Target's earnings on point Retail chain Target posted earnings this week that surprised analysts, driving shares higher.

U.S. retailers were preparing for the worst this past holiday season. With consumer confidence ebbing and flowing last year amid market volatility and a tepid labor economy, retailers across the nation aggressively slashed prices in an effort to attract shoppers to their brick and mortar stores.

Economists and industry forecasters were bearish on the overall holiday shopping season, with discount chains significantly impacted by a retrenchment in consumer spending. Target, which competes against Wal-Mart and other low-cost brands, endeavored to increase store traffic through its continued use of sales and discount specials. With the release of its better-than-expected earnings report on Thursday, it seems its approach paid off.

Target posted net earnings in its last fiscal quarter of $1.03 billion. That figure was up from the $936 million the company reported in the same period the year prior. Moreover, Target's earnings per share jumped 17 percent from last year, while its full-year earnings per share also rose 21 percent.

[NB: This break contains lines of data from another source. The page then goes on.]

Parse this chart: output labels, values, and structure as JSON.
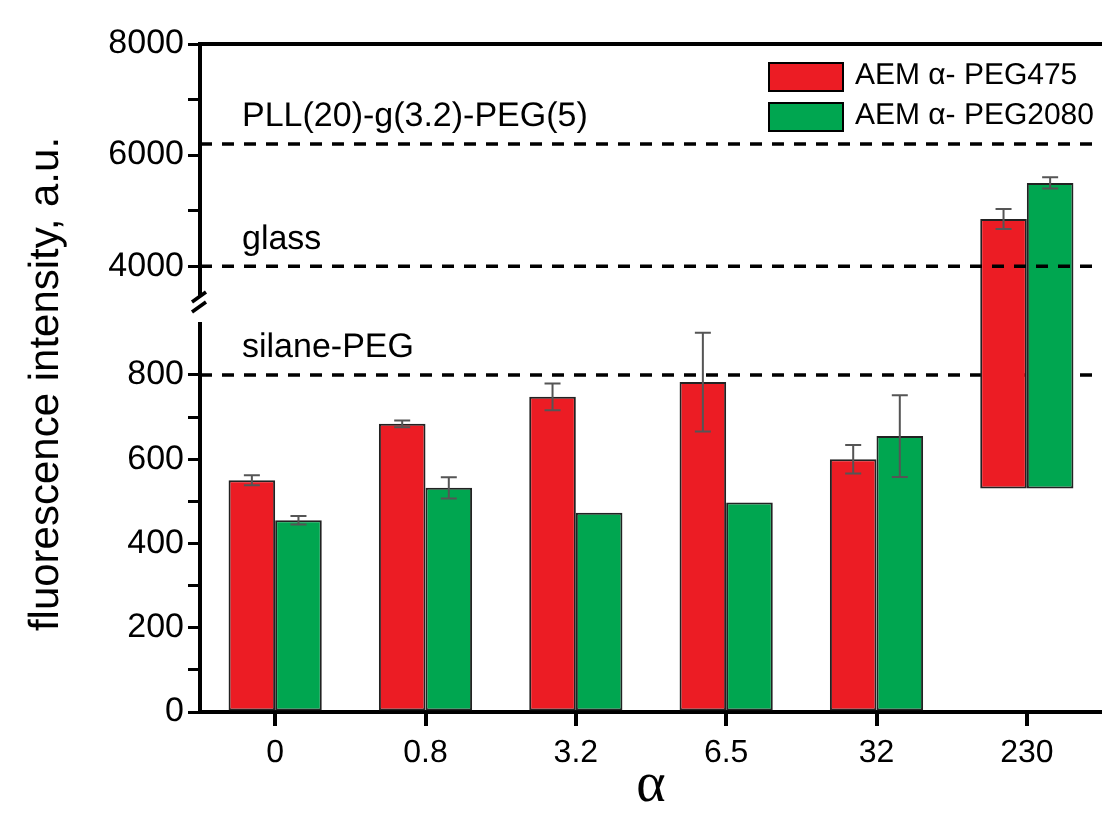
{
  "chart_data": [
    {
      "type": "bar",
      "categories": [
        "0",
        "0.8",
        "3.2",
        "6.5",
        "32",
        "230"
      ],
      "ylim": [
        3500,
        8000
      ],
      "yticks": [
        4000,
        {
          "value": 5000,
          "label": null
        },
        6000,
        {
          "value": 7000,
          "label": null
        },
        8000
      ],
      "tick_labels": "y",
      "grid": false,
      "legend": "top right",
      "series": [
        {
          "name": "AEM α- PEG475",
          "color": "#ec1c24",
          "values": [
            null,
            null,
            null,
            null,
            null,
            4850
          ],
          "errors": [
            null,
            null,
            null,
            null,
            null,
            180
          ]
        },
        {
          "name": "AEM α- PEG2080",
          "color": "#00a650",
          "values": [
            null,
            null,
            null,
            null,
            null,
            5500
          ],
          "errors": [
            null,
            null,
            null,
            null,
            null,
            100
          ]
        }
      ],
      "ref_lines": [
        {
          "axis": "y",
          "value": 6200,
          "label": "PLL(20)-g(3.2)-PEG(5)"
        },
        {
          "axis": "y",
          "value": 4000,
          "label": "glass"
        }
      ]
    },
    {
      "type": "bar",
      "categories": [
        "0",
        "0.8",
        "3.2",
        "6.5",
        "32",
        "230"
      ],
      "ylim": [
        0,
        920
      ],
      "yticks": [
        0,
        {
          "value": 100,
          "label": null
        },
        200,
        {
          "value": 300,
          "label": null
        },
        400,
        {
          "value": 500,
          "label": null
        },
        600,
        {
          "value": 700,
          "label": null
        },
        800
      ],
      "xlabel": "α",
      "ylabel": "fluorescence intensity, a.u.",
      "grid": false,
      "series": [
        {
          "color": "#ec1c24",
          "values": [
            550,
            684,
            748,
            783,
            600,
            null
          ],
          "errors": [
            12,
            8,
            32,
            117,
            34,
            null
          ]
        },
        {
          "color": "#00a650",
          "values": [
            455,
            532,
            473,
            497,
            655,
            null
          ],
          "errors": [
            10,
            25,
            null,
            null,
            97,
            null
          ]
        }
      ],
      "ref_lines": [
        {
          "axis": "y",
          "value": 800,
          "label": "silane-PEG"
        }
      ]
    }
  ]
}
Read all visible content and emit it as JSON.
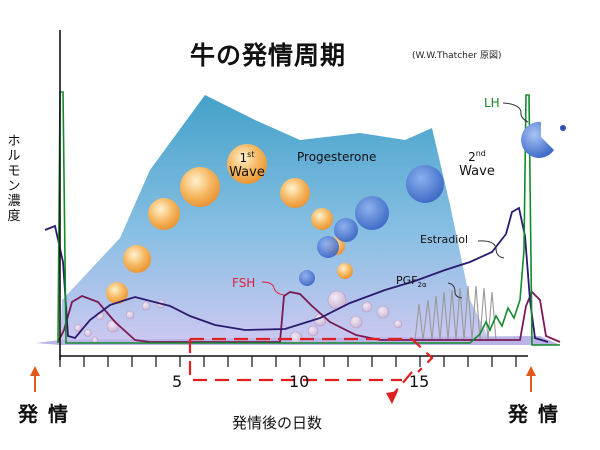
{
  "title": "牛の発情周期",
  "source": "(W.W.Thatcher 原図)",
  "y_label": "ホルモン濃度",
  "x_label": "発情後の日数",
  "estrus_left": "発情",
  "estrus_right": "発情",
  "x_ticks": [
    {
      "day": 5,
      "label": "5"
    },
    {
      "day": 10,
      "label": "10"
    },
    {
      "day": 15,
      "label": "15"
    }
  ],
  "labels": {
    "progesterone": "Progesterone",
    "first_wave_num": "1",
    "first_wave_sup": "st",
    "first_wave_word": "Wave",
    "second_wave_num": "2",
    "second_wave_sup": "nd",
    "second_wave_word": "Wave",
    "fsh": "FSH",
    "lh": "LH",
    "estradiol": "Estradiol",
    "pgf": "PGF",
    "pgf_sub": "2α"
  },
  "colors": {
    "progesterone_area": "#4aa3c8",
    "follicle": "#f0a040",
    "second_wave_follicle": "#3a63c4",
    "lh_line": "#138a2c",
    "estradiol_line": "#2a1b6e",
    "fsh_line": "#7a1a55",
    "fsh_label": "#e0203a",
    "pgf_line": "#888888",
    "estrus_arrow": "#e05a1a",
    "dashed_bracket": "#e02020"
  }
}
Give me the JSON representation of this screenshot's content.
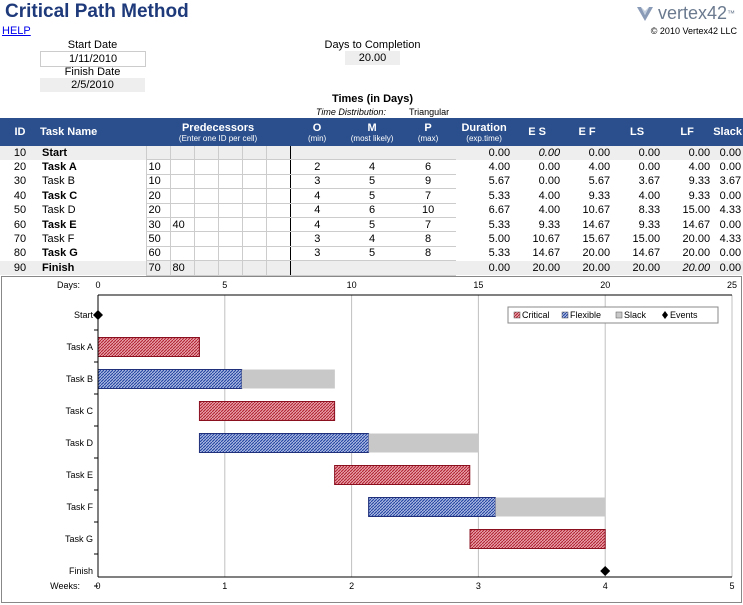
{
  "header": {
    "title": "Critical Path Method",
    "logo_text": "vertex42",
    "logo_tm": "™",
    "help": "HELP",
    "copyright": "© 2010 Vertex42 LLC"
  },
  "inputs": {
    "start_label": "Start Date",
    "start_value": "1/11/2010",
    "finish_label": "Finish Date",
    "finish_value": "2/5/2010",
    "days_label": "Days to Completion",
    "days_value": "20.00"
  },
  "times": {
    "title": "Times (in Days)",
    "dist_label": "Time Distribution:",
    "dist_value": "Triangular"
  },
  "columns": {
    "id": "ID",
    "task": "Task Name",
    "pred": "Predecessors",
    "pred_sub": "(Enter one ID per cell)",
    "o": "O",
    "o_sub": "(min)",
    "m": "M",
    "m_sub": "(most likely)",
    "p": "P",
    "p_sub": "(max)",
    "dur": "Duration",
    "dur_sub": "(exp.time)",
    "es": "E S",
    "ef": "E F",
    "ls": "LS",
    "lf": "LF",
    "slack": "Slack"
  },
  "rows": [
    {
      "id": "10",
      "name": "Start",
      "bold": true,
      "p1": "",
      "p2": "",
      "o": "",
      "m": "",
      "p": "",
      "dur": "0.00",
      "es": "0.00",
      "ef": "0.00",
      "ls": "0.00",
      "lf": "0.00",
      "slack": "0.00"
    },
    {
      "id": "20",
      "name": "Task A",
      "bold": true,
      "p1": "10",
      "p2": "",
      "o": "2",
      "m": "4",
      "p": "6",
      "dur": "4.00",
      "es": "0.00",
      "ef": "4.00",
      "ls": "0.00",
      "lf": "4.00",
      "slack": "0.00"
    },
    {
      "id": "30",
      "name": "Task B",
      "bold": false,
      "p1": "10",
      "p2": "",
      "o": "3",
      "m": "5",
      "p": "9",
      "dur": "5.67",
      "es": "0.00",
      "ef": "5.67",
      "ls": "3.67",
      "lf": "9.33",
      "slack": "3.67"
    },
    {
      "id": "40",
      "name": "Task C",
      "bold": true,
      "p1": "20",
      "p2": "",
      "o": "4",
      "m": "5",
      "p": "7",
      "dur": "5.33",
      "es": "4.00",
      "ef": "9.33",
      "ls": "4.00",
      "lf": "9.33",
      "slack": "0.00"
    },
    {
      "id": "50",
      "name": "Task D",
      "bold": false,
      "p1": "20",
      "p2": "",
      "o": "4",
      "m": "6",
      "p": "10",
      "dur": "6.67",
      "es": "4.00",
      "ef": "10.67",
      "ls": "8.33",
      "lf": "15.00",
      "slack": "4.33"
    },
    {
      "id": "60",
      "name": "Task E",
      "bold": true,
      "p1": "30",
      "p2": "40",
      "o": "4",
      "m": "5",
      "p": "7",
      "dur": "5.33",
      "es": "9.33",
      "ef": "14.67",
      "ls": "9.33",
      "lf": "14.67",
      "slack": "0.00"
    },
    {
      "id": "70",
      "name": "Task F",
      "bold": false,
      "p1": "50",
      "p2": "",
      "o": "3",
      "m": "4",
      "p": "8",
      "dur": "5.00",
      "es": "10.67",
      "ef": "15.67",
      "ls": "15.00",
      "lf": "20.00",
      "slack": "4.33"
    },
    {
      "id": "80",
      "name": "Task G",
      "bold": true,
      "p1": "60",
      "p2": "",
      "o": "3",
      "m": "5",
      "p": "8",
      "dur": "5.33",
      "es": "14.67",
      "ef": "20.00",
      "ls": "14.67",
      "lf": "20.00",
      "slack": "0.00"
    },
    {
      "id": "90",
      "name": "Finish",
      "bold": true,
      "p1": "70",
      "p2": "80",
      "o": "",
      "m": "",
      "p": "",
      "dur": "0.00",
      "es": "20.00",
      "ef": "20.00",
      "ls": "20.00",
      "lf": "20.00",
      "slack": "0.00"
    }
  ],
  "chart_data": {
    "type": "bar",
    "orientation": "horizontal-gantt",
    "days_label": "Days:",
    "weeks_label": "Weeks:",
    "x_days": {
      "min": 0,
      "max": 25,
      "ticks": [
        "0",
        "5",
        "10",
        "15",
        "20",
        "25"
      ]
    },
    "x_weeks": {
      "min": 0,
      "max": 5,
      "ticks": [
        "0",
        "1",
        "2",
        "3",
        "4",
        "5"
      ]
    },
    "grid": true,
    "legend_position": "top-right",
    "legend": [
      "Critical",
      "Flexible",
      "Slack",
      "Events"
    ],
    "colors": {
      "critical": "#c0303a",
      "flexible": "#3a5bb0",
      "slack": "#c8c8c8",
      "event": "#000000"
    },
    "tasks": [
      {
        "name": "Start",
        "kind": "event",
        "at": 0
      },
      {
        "name": "Task A",
        "kind": "critical",
        "start": 0,
        "duration": 4.0,
        "slack": 0
      },
      {
        "name": "Task B",
        "kind": "flexible",
        "start": 0,
        "duration": 5.67,
        "slack": 3.67
      },
      {
        "name": "Task C",
        "kind": "critical",
        "start": 4.0,
        "duration": 5.33,
        "slack": 0
      },
      {
        "name": "Task D",
        "kind": "flexible",
        "start": 4.0,
        "duration": 6.67,
        "slack": 4.33
      },
      {
        "name": "Task E",
        "kind": "critical",
        "start": 9.33,
        "duration": 5.33,
        "slack": 0
      },
      {
        "name": "Task F",
        "kind": "flexible",
        "start": 10.67,
        "duration": 5.0,
        "slack": 4.33
      },
      {
        "name": "Task G",
        "kind": "critical",
        "start": 14.67,
        "duration": 5.33,
        "slack": 0
      },
      {
        "name": "Finish",
        "kind": "event",
        "at": 20.0
      }
    ]
  }
}
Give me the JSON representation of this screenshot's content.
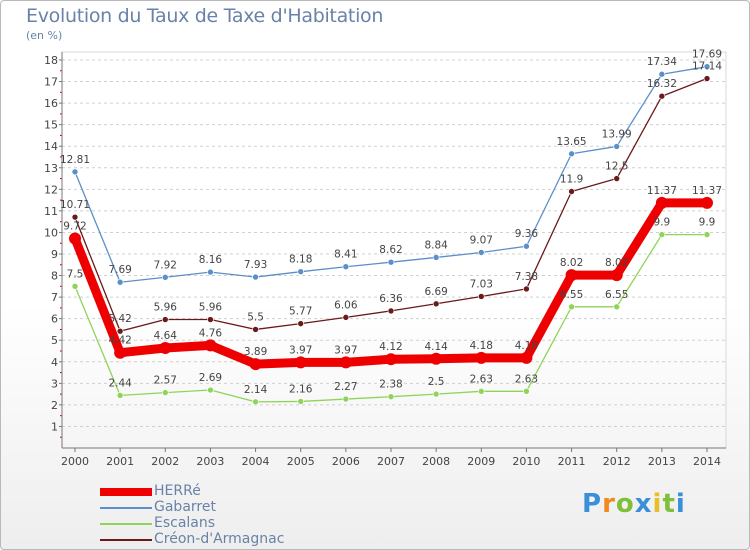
{
  "header": {
    "title": "Evolution du Taux de Taxe d'Habitation",
    "unit": "(en %)"
  },
  "logo": {
    "text": "Proxiti",
    "colors": [
      "#3a8fd9",
      "#f08a1c",
      "#7fbf3a",
      "#3a8fd9",
      "#e6c02a",
      "#7fbf3a",
      "#3a8fd9"
    ]
  },
  "chart_data": {
    "type": "line",
    "x": [
      2000,
      2001,
      2002,
      2003,
      2004,
      2005,
      2006,
      2007,
      2008,
      2009,
      2010,
      2011,
      2012,
      2013,
      2014
    ],
    "ylim": [
      0,
      18
    ],
    "yticks": [
      1,
      2,
      3,
      4,
      5,
      6,
      7,
      8,
      9,
      10,
      11,
      12,
      13,
      14,
      15,
      16,
      17,
      18
    ],
    "grid": "horizontal dashed",
    "legend_position": "bottom-left",
    "series": [
      {
        "name": "Gabarret",
        "color": "#5b8fc9",
        "values": [
          12.81,
          7.69,
          7.92,
          8.16,
          7.93,
          8.18,
          8.41,
          8.62,
          8.84,
          9.07,
          9.36,
          13.65,
          13.99,
          17.34,
          17.69
        ],
        "labels": [
          "12.81",
          "7.69",
          "7.92",
          "8.16",
          "7.93",
          "8.18",
          "8.41",
          "8.62",
          "8.84",
          "9.07",
          "9.36",
          "13.65",
          "13.99",
          "17.34",
          "17.69"
        ]
      },
      {
        "name": "Créon-d'Armagnac",
        "color": "#6b1a1a",
        "values": [
          10.71,
          5.42,
          5.96,
          5.96,
          5.5,
          5.77,
          6.06,
          6.36,
          6.69,
          7.03,
          7.38,
          11.9,
          12.5,
          16.32,
          17.14
        ],
        "labels": [
          "10.71",
          "5.42",
          "5.96",
          "5.96",
          "5.5",
          "5.77",
          "6.06",
          "6.36",
          "6.69",
          "7.03",
          "7.38",
          "11.9",
          "12.5",
          "16.32",
          "17.14"
        ]
      },
      {
        "name": "Escalans",
        "color": "#8fd45a",
        "values": [
          7.5,
          2.44,
          2.57,
          2.69,
          2.14,
          2.16,
          2.27,
          2.38,
          2.5,
          2.63,
          2.63,
          6.55,
          6.55,
          9.9,
          9.9
        ],
        "labels": [
          "7.5",
          "2.44",
          "2.57",
          "2.69",
          "2.14",
          "2.16",
          "2.27",
          "2.38",
          "2.5",
          "2.63",
          "2.63",
          "6.55",
          "6.55",
          "9.9",
          "9.9"
        ]
      },
      {
        "name": "HERRé",
        "color": "#ee0000",
        "values": [
          9.72,
          4.42,
          4.64,
          4.76,
          3.89,
          3.97,
          3.97,
          4.12,
          4.14,
          4.18,
          4.18,
          8.02,
          8.02,
          11.37,
          11.37
        ],
        "labels": [
          "9.72",
          "4.42",
          "4.64",
          "4.76",
          "3.89",
          "3.97",
          "3.97",
          "4.12",
          "4.14",
          "4.18",
          "4.18",
          "8.02",
          "8.02",
          "11.37",
          "11.37"
        ]
      }
    ],
    "legend_order": [
      "HERRé",
      "Gabarret",
      "Escalans",
      "Créon-d'Armagnac"
    ]
  }
}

The Minnesota-based retailer instituted a number of cost reduction measures as a means of offsetting its aggressive discounting policy. Enhanced supply chain management and strategic sourcing further improved efficiency. The company said sales climbed 2.8 percent in the last quarter to $20.3 billion, and its comparable-store sales – which experts assert is a true indicator of a retailer's overall success – rose 2.4 percent.

Target's retail segment earnings before interest expense and income taxes (EBIT) increased 3.1 percent to $1.608 billion. The retailer did post a decline in its quarterly gross margin rate, a reflection of the hit it took from offering steep discounts. Target reported a gross margin rate of 28.7 percent in the quarter, representing a slight drop from the 29.1 percent rate logged the year prior.

Nevertheless, Target chief executive Gregg Steinhafel said that the company was pleased with its latest quarterly performance, especially considering the circumstances under which it is operating.

"We're very pleased with our fourth quarter and full-year 2010 financial results, which reflect strong performance in both of our business segments," he said in a statement. "In 2011, we will continue to focus on driving sales and traffic and providing an enhanced shopping experience through key strategic initiatives that include our ambitious remodel program, 5 percent REDcard Rewards and the launch of our new Target.com platform. Beyond 2011, we plan to expand our store footprint in new ways, opening our first City Target stores in 2012."

Target surpassed analysts' expectation, according to Reuters, but an uncertain economic climate is fueling concern about future earnings. Target and other low-priced retailers that dropped prices to attract shoppers will not be able to continue to offer such exceedingly steep discounts, as their operating margins would continue to decline.

U.S. retail chains are carefully eying new economic reports as they devise new ways to draw consumers to their stores. Many such businesses are expanding their online presence, a move they hope will aid in business cost reduction initiatives and fuel sales.